The wonderful woman who is kissing me in my profile photo here, Gail G. formerly of Burlington -- that kiss is as much as we ever did. She was one of six women I dated weekly for a while during 1981 or maybe early 1982. I can't remember all the names of the other six, and the only reason I'm sure there WERE six is because it was a joke among my friends that on the seventh night each week (Sundays) I did laundry and called my mama. But Gail wisely hopped into bed with Leah instead, and we remained with an affectionate, easy memory of one another.

My generation of girls was raised to use sex as a means of acquiring love. (I see girls still being raised that way, with an added lie that the sex itself is also a commodity worth selling oneself to have,) The fact that as we came out, we used our conditioned patterns on each other instead of boys and men is irrelevant in the long run. One of the biggest lies about the Second Wave is that we were, in any real fashion, anti-sex. We were fucking OBSESSED with it, and the prospect of sex and romance governed much of our political action. (We're not different from most generations in that regard.)

What WAS different is that we suspected the definitions of sex we had been given were deeply flawed, and we wanted to uncover a human sexuality not crammed into male/female boxes, with male in charge.

But that proved to be a task which, for some, meant they could not imagine a sexuality at all. Rather than face this prospect, they screamed at the rest of us that we were trying to rob them of them erotic rights and got off that train, post-haste.

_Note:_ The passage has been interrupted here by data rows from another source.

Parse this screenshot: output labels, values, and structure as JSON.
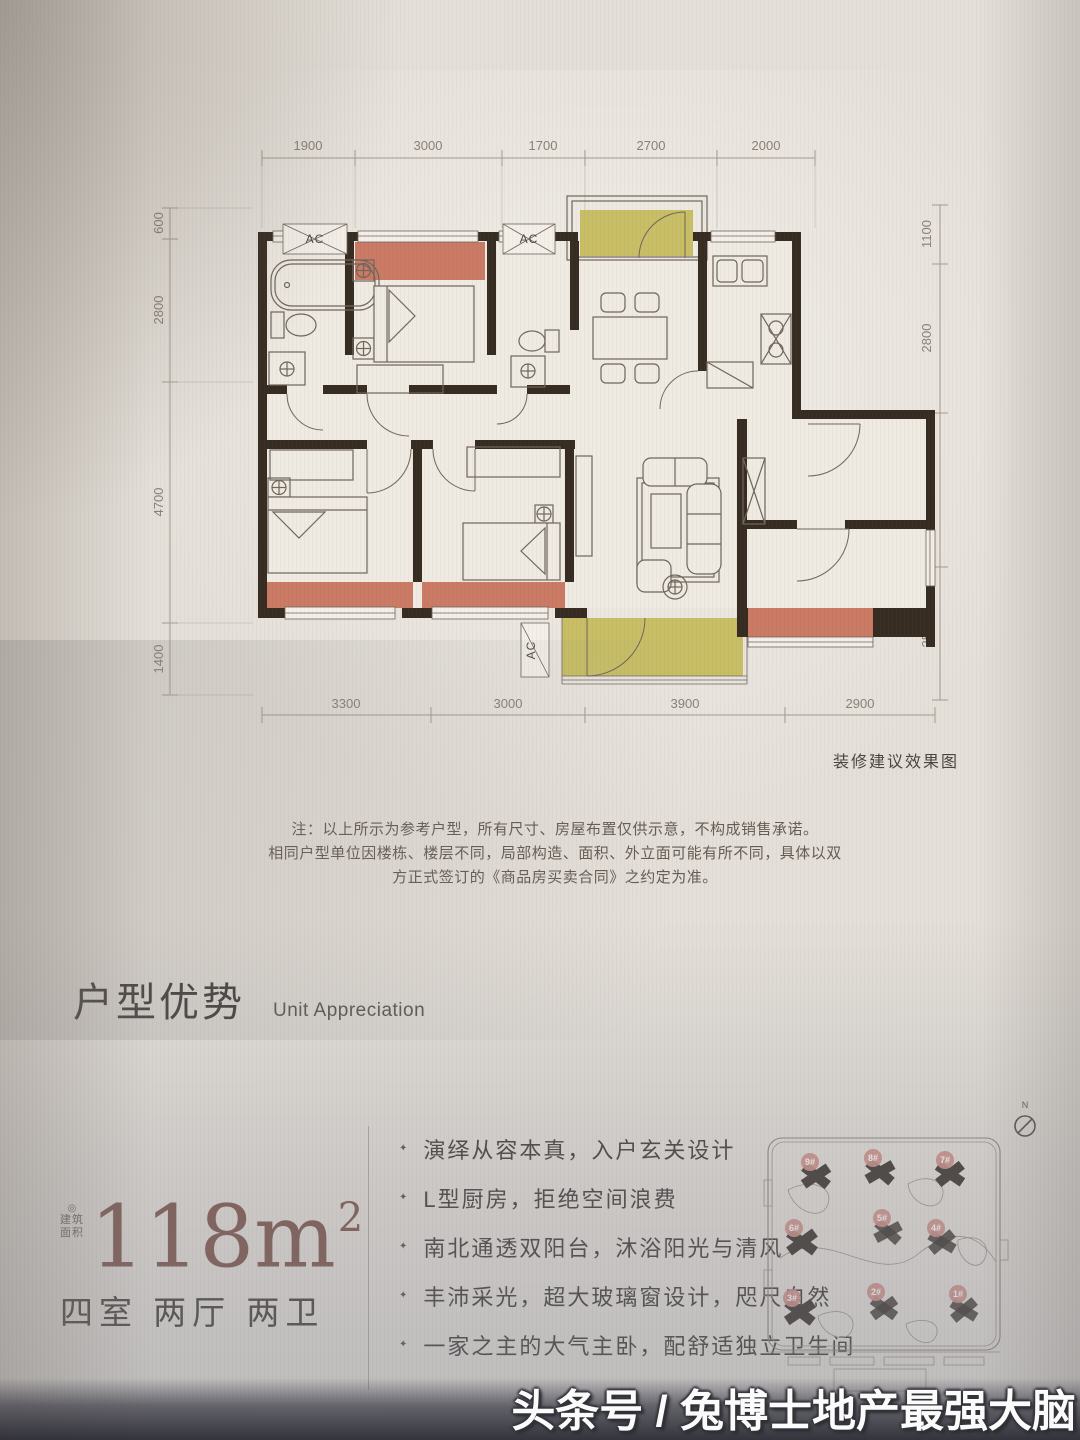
{
  "floor_plan": {
    "dims_top": [
      "1900",
      "3000",
      "1700",
      "2700",
      "2000"
    ],
    "dims_left": [
      "600",
      "2800",
      "4700",
      "1400"
    ],
    "dims_right": [
      "1100",
      "2800",
      "2900",
      "2500"
    ],
    "dims_bottom": [
      "3300",
      "3000",
      "3900",
      "2900"
    ],
    "ac_label": "AC",
    "render_caption": "装修建议效果图"
  },
  "notes": {
    "line1": "注：以上所示为参考户型，所有尺寸、房屋布置仅供示意，不构成销售承诺。",
    "line2": "相同户型单位因楼栋、楼层不同，局部构造、面积、外立面可能有所不同，具体以双方正式签订的《商品房买卖合同》之约定为准。"
  },
  "section_header": {
    "title_cn": "户型优势",
    "title_en": "Unit Appreciation"
  },
  "unit_info": {
    "reg_mark": "◎",
    "area_prefix_line1": "建筑",
    "area_prefix_line2": "面积",
    "area_value": "118m",
    "area_exponent": "2",
    "rooms": "四室 两厅 两卫"
  },
  "features": [
    "演绎从容本真，入户玄关设计",
    "L型厨房，拒绝空间浪费",
    "南北通透双阳台，沐浴阳光与清风",
    "丰沛采光，超大玻璃窗设计，咫尺自然",
    "一家之主的大气主卧，配舒适独立卫生间"
  ],
  "icons": {
    "bullet": "✦"
  },
  "site_plan": {
    "north_label": "N",
    "buildings": [
      "9#",
      "8#",
      "7#",
      "6#",
      "5#",
      "4#",
      "3#",
      "2#",
      "1#"
    ]
  },
  "watermark": "头条号 / 兔博士地产最强大脑",
  "colors": {
    "accent_red": "#c7705a",
    "accent_yellow": "#c6bc5f",
    "wall": "#362c22",
    "area_text": "#7d544a"
  }
}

Hey, you get to choose your battles. But don't tell me I'm anti-sex because I was willing to consider the possibility that EVERYTHING I had been told about human sexuality was a lie, all the way down, and the only way to find bare bones was to include the possibility that none of it mattered. Burn it to scorched earth and start over.

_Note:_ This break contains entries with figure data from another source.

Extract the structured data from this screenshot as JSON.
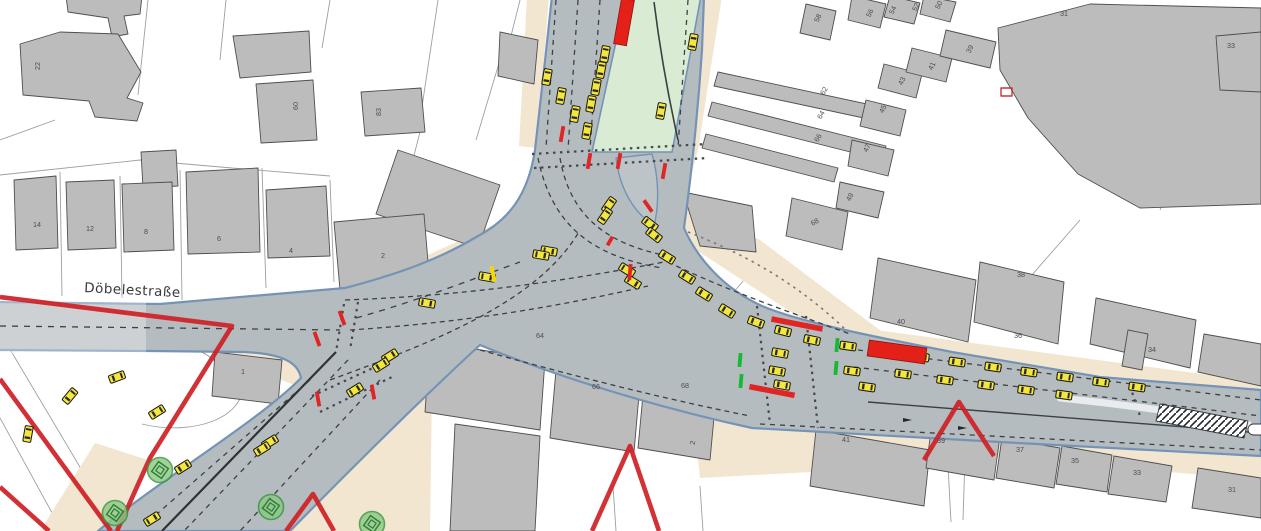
{
  "meta": {
    "view": "traffic-microsimulation-map",
    "canvas_width": 1261,
    "canvas_height": 531
  },
  "street_label": {
    "text": "Döbelestraße",
    "x": 84,
    "y": 292,
    "rotation": 3
  },
  "colors": {
    "road": "#b5bcc0",
    "road_edge": "#7493b6",
    "building": "#bcbcbc",
    "building_outline": "#4f4f4f",
    "parcel_line": "#9aa0a4",
    "sidewalk": "#f2e6d0",
    "green_area": "#d9ecd3",
    "car": "#f3e63c",
    "bus_red": "#e32119",
    "signal_red": "#e02525",
    "signal_green": "#17b832",
    "signal_amber": "#f5d800",
    "construction": "#cf2127",
    "tree": "#8cc984",
    "label": "#4c4c50"
  },
  "vehicles": {
    "cars": [
      [
        547,
        77,
        100
      ],
      [
        561,
        96,
        100
      ],
      [
        575,
        114,
        100
      ],
      [
        587,
        131,
        100
      ],
      [
        605,
        54,
        100
      ],
      [
        601,
        70,
        100
      ],
      [
        596,
        87,
        100
      ],
      [
        591,
        104,
        100
      ],
      [
        693,
        42,
        -80
      ],
      [
        661,
        111,
        -80
      ],
      [
        609,
        205,
        125
      ],
      [
        605,
        216,
        125
      ],
      [
        650,
        224,
        38
      ],
      [
        654,
        235,
        38
      ],
      [
        549,
        251,
        10
      ],
      [
        541,
        255,
        10
      ],
      [
        627,
        270,
        32
      ],
      [
        633,
        282,
        32
      ],
      [
        427,
        303,
        10
      ],
      [
        487,
        277,
        10
      ],
      [
        390,
        356,
        -32
      ],
      [
        381,
        365,
        148
      ],
      [
        355,
        390,
        -32
      ],
      [
        270,
        442,
        148
      ],
      [
        262,
        449,
        148
      ],
      [
        157,
        412,
        148
      ],
      [
        183,
        467,
        148
      ],
      [
        152,
        519,
        -32
      ],
      [
        117,
        377,
        160
      ],
      [
        70,
        396,
        130
      ],
      [
        28,
        434,
        100
      ],
      [
        667,
        257,
        212
      ],
      [
        687,
        277,
        212
      ],
      [
        704,
        294,
        212
      ],
      [
        727,
        311,
        212
      ],
      [
        756,
        322,
        200
      ],
      [
        783,
        331,
        194
      ],
      [
        812,
        340,
        192
      ],
      [
        780,
        353,
        190
      ],
      [
        777,
        371,
        190
      ],
      [
        782,
        385,
        190
      ],
      [
        848,
        346,
        188
      ],
      [
        852,
        371,
        188
      ],
      [
        867,
        387,
        188
      ],
      [
        886,
        351,
        188
      ],
      [
        921,
        357,
        188
      ],
      [
        957,
        362,
        188
      ],
      [
        993,
        367,
        188
      ],
      [
        1029,
        372,
        188
      ],
      [
        1065,
        377,
        188
      ],
      [
        1101,
        382,
        188
      ],
      [
        1137,
        387,
        188
      ],
      [
        903,
        374,
        188
      ],
      [
        945,
        380,
        188
      ],
      [
        986,
        385,
        188
      ],
      [
        1026,
        390,
        188
      ],
      [
        1064,
        395,
        188
      ]
    ],
    "buses": [
      [
        624,
        22,
        46,
        13,
        100
      ],
      [
        897,
        352,
        58,
        16,
        8
      ]
    ]
  },
  "signals": {
    "red": [
      [
        562,
        134,
        16,
        100
      ],
      [
        589,
        161,
        16,
        100
      ],
      [
        619,
        161,
        16,
        100
      ],
      [
        664,
        171,
        16,
        100
      ],
      [
        648,
        206,
        14,
        55
      ],
      [
        610,
        241,
        10,
        120
      ],
      [
        630,
        272,
        16,
        95
      ],
      [
        342,
        318,
        15,
        70
      ],
      [
        317,
        339,
        15,
        70
      ],
      [
        318,
        399,
        15,
        80
      ],
      [
        373,
        392,
        15,
        80
      ]
    ],
    "red_wide": [
      [
        797,
        324,
        52,
        11
      ],
      [
        772,
        391,
        46,
        11
      ]
    ],
    "amber": [
      [
        493,
        274,
        16,
        78
      ]
    ],
    "green": [
      [
        740,
        360,
        14,
        95
      ],
      [
        741,
        381,
        14,
        95
      ],
      [
        837,
        345,
        14,
        95
      ],
      [
        836,
        368,
        14,
        95
      ]
    ]
  },
  "trees": [
    [
      160,
      470
    ],
    [
      115,
      513
    ],
    [
      271,
      507
    ],
    [
      372,
      524
    ]
  ],
  "building_labels": [
    [
      "22",
      40,
      66,
      -90
    ],
    [
      "60",
      298,
      106,
      -90
    ],
    [
      "83",
      381,
      112,
      -90
    ],
    [
      "14",
      37,
      227,
      0
    ],
    [
      "12",
      90,
      231,
      0
    ],
    [
      "8",
      146,
      234,
      0
    ],
    [
      "6",
      219,
      241,
      0
    ],
    [
      "4",
      291,
      253,
      0
    ],
    [
      "2",
      383,
      258,
      0
    ],
    [
      "1",
      243,
      374,
      0
    ],
    [
      "58",
      820,
      19,
      -65
    ],
    [
      "56",
      872,
      14,
      -65
    ],
    [
      "54",
      895,
      11,
      -65
    ],
    [
      "52",
      918,
      8,
      -65
    ],
    [
      "50",
      941,
      6,
      -65
    ],
    [
      "62",
      826,
      92,
      -60
    ],
    [
      "64",
      823,
      116,
      -60
    ],
    [
      "66",
      820,
      139,
      -60
    ],
    [
      "68",
      816,
      224,
      -30
    ],
    [
      "39",
      972,
      50,
      -65
    ],
    [
      "41",
      934,
      67,
      -65
    ],
    [
      "43",
      904,
      82,
      -65
    ],
    [
      "45",
      885,
      110,
      -65
    ],
    [
      "47",
      869,
      149,
      -65
    ],
    [
      "49",
      852,
      198,
      -65
    ],
    [
      "31",
      1064,
      16,
      0
    ],
    [
      "33",
      1231,
      48,
      0
    ],
    [
      "40",
      901,
      324,
      0
    ],
    [
      "38",
      1021,
      277,
      0
    ],
    [
      "36",
      1018,
      338,
      0
    ],
    [
      "34",
      1152,
      352,
      0
    ],
    [
      "41",
      846,
      442,
      0
    ],
    [
      "39",
      941,
      443,
      0
    ],
    [
      "37",
      1020,
      452,
      0
    ],
    [
      "35",
      1075,
      463,
      0
    ],
    [
      "33",
      1137,
      475,
      0
    ],
    [
      "31",
      1232,
      492,
      0
    ],
    [
      "64",
      540,
      338,
      0
    ],
    [
      "66",
      596,
      389,
      0
    ],
    [
      "68",
      685,
      388,
      0
    ],
    [
      "2",
      695,
      443,
      -80
    ]
  ]
}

For me, it worked. I found what Skeners would call balance. But I discovered the depth of my own scar tissue, which I suppose is still being revealed to me in my dreams. Scar tissue, in real life, is collagen which is continually replaced by our bodies, a knitting together of old wounds which is never permanent. It takes ascorbic acid -- vitamin C -- to manufacture collagen, and human bodies must obtain it from pure sources in our diet, we cannot manufacture it for ourselves as some mammals can. That is why in advanced stages of scurvy, there is not enough vitamin C available to replace collagen and every wound we ever had will reopen, bleeding as if brand new.

Scars are more than roadmaps. They are active replenishments of self-love. Trace them with gratitude.